SIR David Hare has returned to his favourite blood sport, baiting governments with a political drama.
His personal inquiry into the farce cum tragedy of rail privatisation is not, however, his best play or much of a play at all.
Hare planted his theatrical roots in agit-prop soil, blooming initially with director Max Stafford-Clark, with whom he now re-unites for the first time since their Fanshen collaboration in 1975.
Both these British theatre luminaries were in York last night for that rarity: a night when the Theatre Royal was the venue for the theatrical event of the week, a Hare premiere being launched in the railway city for three days en route to the National Theatre.
It was at the National that Hare presented his State of the Nation trilogy on the Church, the law and the Labour Party. Now, after a period of more introspective works, he is examining the body politic once more and partaking in that time-honoured British pastime: moaning about rail travel.

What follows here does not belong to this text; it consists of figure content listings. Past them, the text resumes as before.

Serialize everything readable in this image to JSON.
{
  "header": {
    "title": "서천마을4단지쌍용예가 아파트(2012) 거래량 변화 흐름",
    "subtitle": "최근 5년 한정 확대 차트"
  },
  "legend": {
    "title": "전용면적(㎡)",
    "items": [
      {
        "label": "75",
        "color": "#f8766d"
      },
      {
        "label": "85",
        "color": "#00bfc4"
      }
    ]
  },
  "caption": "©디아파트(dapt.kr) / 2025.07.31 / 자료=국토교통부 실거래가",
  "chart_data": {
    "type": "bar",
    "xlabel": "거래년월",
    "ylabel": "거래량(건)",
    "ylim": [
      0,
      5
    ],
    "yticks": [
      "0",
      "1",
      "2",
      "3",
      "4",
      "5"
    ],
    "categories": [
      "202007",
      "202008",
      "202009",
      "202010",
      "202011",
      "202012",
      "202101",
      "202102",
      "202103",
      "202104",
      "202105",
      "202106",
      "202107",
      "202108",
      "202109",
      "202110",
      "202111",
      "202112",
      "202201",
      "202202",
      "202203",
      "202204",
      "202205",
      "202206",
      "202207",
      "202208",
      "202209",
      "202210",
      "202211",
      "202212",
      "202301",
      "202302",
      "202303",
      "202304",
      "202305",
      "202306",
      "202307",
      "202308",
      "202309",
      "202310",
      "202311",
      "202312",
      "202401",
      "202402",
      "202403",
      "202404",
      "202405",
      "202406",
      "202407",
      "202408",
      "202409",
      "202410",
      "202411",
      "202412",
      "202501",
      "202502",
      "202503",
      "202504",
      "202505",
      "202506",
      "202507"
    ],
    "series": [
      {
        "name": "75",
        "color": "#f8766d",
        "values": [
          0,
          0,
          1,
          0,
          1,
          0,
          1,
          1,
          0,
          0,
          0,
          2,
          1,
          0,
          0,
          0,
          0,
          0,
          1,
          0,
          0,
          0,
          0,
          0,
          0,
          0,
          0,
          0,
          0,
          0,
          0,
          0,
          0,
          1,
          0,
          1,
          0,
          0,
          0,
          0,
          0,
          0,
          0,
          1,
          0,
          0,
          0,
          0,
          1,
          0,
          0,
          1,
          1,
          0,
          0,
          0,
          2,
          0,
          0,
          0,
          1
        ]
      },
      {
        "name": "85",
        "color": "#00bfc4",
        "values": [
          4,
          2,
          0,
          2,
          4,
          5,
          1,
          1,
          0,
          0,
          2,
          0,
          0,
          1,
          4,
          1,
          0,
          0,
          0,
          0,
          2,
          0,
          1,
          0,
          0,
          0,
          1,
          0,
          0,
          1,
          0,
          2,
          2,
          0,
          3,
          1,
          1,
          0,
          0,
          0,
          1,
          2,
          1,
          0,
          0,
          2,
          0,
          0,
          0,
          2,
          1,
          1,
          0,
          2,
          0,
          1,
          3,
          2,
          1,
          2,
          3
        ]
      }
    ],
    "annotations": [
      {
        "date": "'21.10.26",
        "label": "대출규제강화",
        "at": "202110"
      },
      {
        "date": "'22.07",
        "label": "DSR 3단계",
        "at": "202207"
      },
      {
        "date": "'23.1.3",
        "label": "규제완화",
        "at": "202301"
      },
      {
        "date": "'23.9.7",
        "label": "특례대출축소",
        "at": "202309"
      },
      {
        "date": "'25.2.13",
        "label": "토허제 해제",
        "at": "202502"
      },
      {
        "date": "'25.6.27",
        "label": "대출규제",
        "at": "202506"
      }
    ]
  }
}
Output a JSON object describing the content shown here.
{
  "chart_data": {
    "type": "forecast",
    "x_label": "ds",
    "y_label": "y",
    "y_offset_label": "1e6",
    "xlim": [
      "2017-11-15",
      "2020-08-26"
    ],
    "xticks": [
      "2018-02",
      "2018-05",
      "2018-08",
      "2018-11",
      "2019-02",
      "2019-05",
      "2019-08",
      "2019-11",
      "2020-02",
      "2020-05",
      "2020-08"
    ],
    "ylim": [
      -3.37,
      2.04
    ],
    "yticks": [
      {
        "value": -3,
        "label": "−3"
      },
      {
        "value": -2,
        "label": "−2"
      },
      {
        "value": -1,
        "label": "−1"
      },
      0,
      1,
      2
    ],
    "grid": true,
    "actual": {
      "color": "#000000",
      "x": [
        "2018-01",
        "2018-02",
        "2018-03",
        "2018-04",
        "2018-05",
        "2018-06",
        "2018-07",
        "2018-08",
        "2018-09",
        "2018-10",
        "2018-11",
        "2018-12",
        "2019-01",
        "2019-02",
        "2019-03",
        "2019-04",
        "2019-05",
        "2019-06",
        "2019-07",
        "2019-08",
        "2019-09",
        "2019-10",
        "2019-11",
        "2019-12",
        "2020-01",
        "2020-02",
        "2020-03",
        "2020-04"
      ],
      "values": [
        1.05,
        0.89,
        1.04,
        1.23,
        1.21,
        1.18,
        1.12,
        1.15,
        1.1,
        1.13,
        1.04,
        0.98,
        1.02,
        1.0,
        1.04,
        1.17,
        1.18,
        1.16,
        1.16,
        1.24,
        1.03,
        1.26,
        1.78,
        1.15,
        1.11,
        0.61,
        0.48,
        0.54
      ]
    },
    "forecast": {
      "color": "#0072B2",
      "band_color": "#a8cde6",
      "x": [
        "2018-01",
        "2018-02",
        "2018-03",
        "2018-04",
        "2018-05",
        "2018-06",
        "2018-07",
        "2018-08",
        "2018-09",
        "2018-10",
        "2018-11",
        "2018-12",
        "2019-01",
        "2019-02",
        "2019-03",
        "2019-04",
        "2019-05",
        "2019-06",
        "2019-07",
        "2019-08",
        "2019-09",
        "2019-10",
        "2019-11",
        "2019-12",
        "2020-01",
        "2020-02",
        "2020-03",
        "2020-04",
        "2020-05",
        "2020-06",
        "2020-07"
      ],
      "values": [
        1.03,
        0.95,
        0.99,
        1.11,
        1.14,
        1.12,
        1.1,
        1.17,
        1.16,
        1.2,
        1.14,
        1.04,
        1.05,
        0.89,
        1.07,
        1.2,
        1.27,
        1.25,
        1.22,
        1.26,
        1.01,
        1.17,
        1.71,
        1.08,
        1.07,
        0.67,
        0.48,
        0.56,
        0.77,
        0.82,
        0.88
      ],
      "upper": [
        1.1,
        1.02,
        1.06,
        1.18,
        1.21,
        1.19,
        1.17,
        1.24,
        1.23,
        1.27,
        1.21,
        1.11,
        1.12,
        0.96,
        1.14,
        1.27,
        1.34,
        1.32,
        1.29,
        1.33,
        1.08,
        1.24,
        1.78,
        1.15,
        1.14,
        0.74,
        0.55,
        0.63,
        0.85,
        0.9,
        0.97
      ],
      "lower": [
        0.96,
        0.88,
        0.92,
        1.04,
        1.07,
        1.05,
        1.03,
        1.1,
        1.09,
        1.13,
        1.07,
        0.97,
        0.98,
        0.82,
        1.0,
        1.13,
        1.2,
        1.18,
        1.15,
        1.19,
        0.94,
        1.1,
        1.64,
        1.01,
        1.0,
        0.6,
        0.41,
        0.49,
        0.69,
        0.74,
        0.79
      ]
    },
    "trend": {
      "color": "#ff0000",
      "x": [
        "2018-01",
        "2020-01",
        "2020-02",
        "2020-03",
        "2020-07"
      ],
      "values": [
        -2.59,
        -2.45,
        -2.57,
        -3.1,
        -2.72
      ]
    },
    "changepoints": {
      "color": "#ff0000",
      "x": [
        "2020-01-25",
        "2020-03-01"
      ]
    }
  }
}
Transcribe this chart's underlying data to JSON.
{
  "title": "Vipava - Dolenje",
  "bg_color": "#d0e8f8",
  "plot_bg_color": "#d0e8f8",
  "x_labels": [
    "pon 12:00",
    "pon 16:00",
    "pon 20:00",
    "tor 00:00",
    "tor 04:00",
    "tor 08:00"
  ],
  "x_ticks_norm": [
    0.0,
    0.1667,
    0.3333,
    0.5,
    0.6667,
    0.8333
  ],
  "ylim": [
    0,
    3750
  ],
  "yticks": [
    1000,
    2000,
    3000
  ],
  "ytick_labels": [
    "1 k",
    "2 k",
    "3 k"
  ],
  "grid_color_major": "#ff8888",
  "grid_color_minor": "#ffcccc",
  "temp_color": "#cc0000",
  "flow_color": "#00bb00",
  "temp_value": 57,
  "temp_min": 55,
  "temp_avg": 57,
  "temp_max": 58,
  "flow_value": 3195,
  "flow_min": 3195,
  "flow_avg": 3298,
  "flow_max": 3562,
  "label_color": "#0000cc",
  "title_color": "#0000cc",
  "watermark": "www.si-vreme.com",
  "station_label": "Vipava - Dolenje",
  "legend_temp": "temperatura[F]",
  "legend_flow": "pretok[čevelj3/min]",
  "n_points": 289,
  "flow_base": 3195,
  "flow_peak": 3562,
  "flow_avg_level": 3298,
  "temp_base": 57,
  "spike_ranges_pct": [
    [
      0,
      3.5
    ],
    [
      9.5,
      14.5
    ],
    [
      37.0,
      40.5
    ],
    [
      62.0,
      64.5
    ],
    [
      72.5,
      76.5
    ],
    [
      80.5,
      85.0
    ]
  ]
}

Hare had researched The Permanent Way in tandem with the Out Of Joint cast, and the ensemble nature of this documentary drama is established immediately in the play's most theatrical, choreographed sequence on designer William Dudley's set of station and track paraphernalia.
The scene involves already frazzled commuters, each with a newspaper, spouting irrational thoughts on a crammed Tube train, scrambling over each to make the same point: Britain should be great; it isn't, we know it isn't but nobody has the will to stop the decline. This was the satirical stuff of Bird and Fortune, or of one of those Radio 4 6.30pm shows, and each knockout blow received a burst of applause, much like the play's opening moment when a railway poster came to video life as a steam train suddenly starting moving up the line.
That screen scene was to be mirrored later by an altogether more horrifying image: the sight and sound of a graphic of the Hatfield crash: the third in the damning sequence of Southall, Ladbroke Grove, Hatfield and Potters Bar; each fatal route charted on a timetable board that left a fifth line blank for the next tragedy.
The Permanent Way shifts from amusing irrational ranting to documentary-rational dissection, the cast enacting the verbatim testimonies of crash survivors, the bereaved, Treasury mandarins and rail bosses, complemented by a running joke at the expense of an oafish, caricatured John Prescott.
However, just as rail privatisation fell down over divisions of safety and profit, wheel and rail, engineering and management, so The Permanent Way falls down over the division between drama and information overload. Where Richard Norton Taylor's play on the Stephen Lawrence inquiry had only one focus, here it is spread, and consequently rather than a play, we have a treatise in which Hare concludes that corruption rules; blame culture is rife, so no one admits responsibility; and the British lack a sense of commune.
Hare doesn't make drama out of the crisis, but as a middle-aged study of muddle-age Britain and the alarming divide between political force and the will of the people, his railway play is just the ticket.